Stakeholders will decide if the RTO can allocate a portion of the costs of just one year of the settlement — the 2018/19 planning year — based on capacity benefits, where firm TSRs from MISO South to MISO Midwest reach 1,304 MW. In all other years of the settlement from 2014-2021, TSRs were or are 1,000 MW or below.
MISO’s Jesse Moser said the question is “narrowly focused” on capacity benefits and is not a forum for negotiating other terms of the settlement agreement.
“MISO is approaching this without a desired outcome in mind. We’re facilitating discussion,” Moser said.
Multiple stakeholders said that an effort to decide the one-year allocation within MISO’s stakeholder process might not be worth pursuing considering the low monetary amount at stake.
Per the settlement agreement, MISO has until Nov. 17 to decide on an allocation to TSR holders, either by filing to alter the terms of cost allocation or making an informational filing to explain that it won’t change allocation.
“That 1,000-MW cap should have been in place in OASIS prior to December 2013,” NRG Energy’s Tia Elliott observed dryly.
Mathis wanted to know the dollar amount at stake — something Moser said he could supply at the April RASC meeting.

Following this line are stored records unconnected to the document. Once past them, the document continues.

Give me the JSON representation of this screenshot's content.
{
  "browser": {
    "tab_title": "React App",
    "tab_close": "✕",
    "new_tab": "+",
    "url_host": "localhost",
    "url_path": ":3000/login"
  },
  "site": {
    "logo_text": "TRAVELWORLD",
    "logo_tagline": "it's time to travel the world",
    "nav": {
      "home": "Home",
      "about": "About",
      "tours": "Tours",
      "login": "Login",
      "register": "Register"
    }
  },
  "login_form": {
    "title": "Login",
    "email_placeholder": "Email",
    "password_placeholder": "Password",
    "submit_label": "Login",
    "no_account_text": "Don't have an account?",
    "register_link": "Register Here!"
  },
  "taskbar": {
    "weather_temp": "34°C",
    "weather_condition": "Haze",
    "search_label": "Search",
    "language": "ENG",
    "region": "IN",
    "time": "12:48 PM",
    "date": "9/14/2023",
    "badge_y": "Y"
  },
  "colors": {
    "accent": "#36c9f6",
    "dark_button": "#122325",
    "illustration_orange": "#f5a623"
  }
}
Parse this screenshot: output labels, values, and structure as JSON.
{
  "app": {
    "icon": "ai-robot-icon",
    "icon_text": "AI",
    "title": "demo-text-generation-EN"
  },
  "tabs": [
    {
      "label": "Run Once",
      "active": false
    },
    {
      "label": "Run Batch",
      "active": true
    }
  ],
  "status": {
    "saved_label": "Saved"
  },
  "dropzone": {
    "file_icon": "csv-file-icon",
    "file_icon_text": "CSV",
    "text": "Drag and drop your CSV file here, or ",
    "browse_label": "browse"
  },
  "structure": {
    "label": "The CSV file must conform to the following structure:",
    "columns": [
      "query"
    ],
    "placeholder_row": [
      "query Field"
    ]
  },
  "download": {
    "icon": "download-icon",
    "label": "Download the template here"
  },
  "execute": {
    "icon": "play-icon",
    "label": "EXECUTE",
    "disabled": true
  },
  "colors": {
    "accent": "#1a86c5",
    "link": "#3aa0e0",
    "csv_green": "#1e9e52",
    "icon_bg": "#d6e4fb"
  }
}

The settlement dictates that costs be allocated on a graduating scale based on a ratio that phases out over time — with 100% to load in the first two years of the settlement, decreasing to 45% in the third year and 10% in the seventh year, with the remaining percentage taken on by a flow-based allocation.
MISO pays about $27 million per year for use of SPP’s transmission that links the RTO’s Midwest and South region. The maximum amount MISO could pay under the settlement for heavy transmission use is $38 million per year.
MISO Wants Deferral Year to Create Queue Withdrawal Penalty
MISO is seeking a yearlong extension to develop specific penalties for generation project withdrawal, as directed by FERC in the RTO’s interconnection queue overhaul (ER17-156).
MISO attorney Jacob Krause said the RTO wants to hold off on a filing until March 31, 2017, in order to work with stakeholders to determine an appropriate penalty. He said MISO is currently seeking FERC permission for the deferral.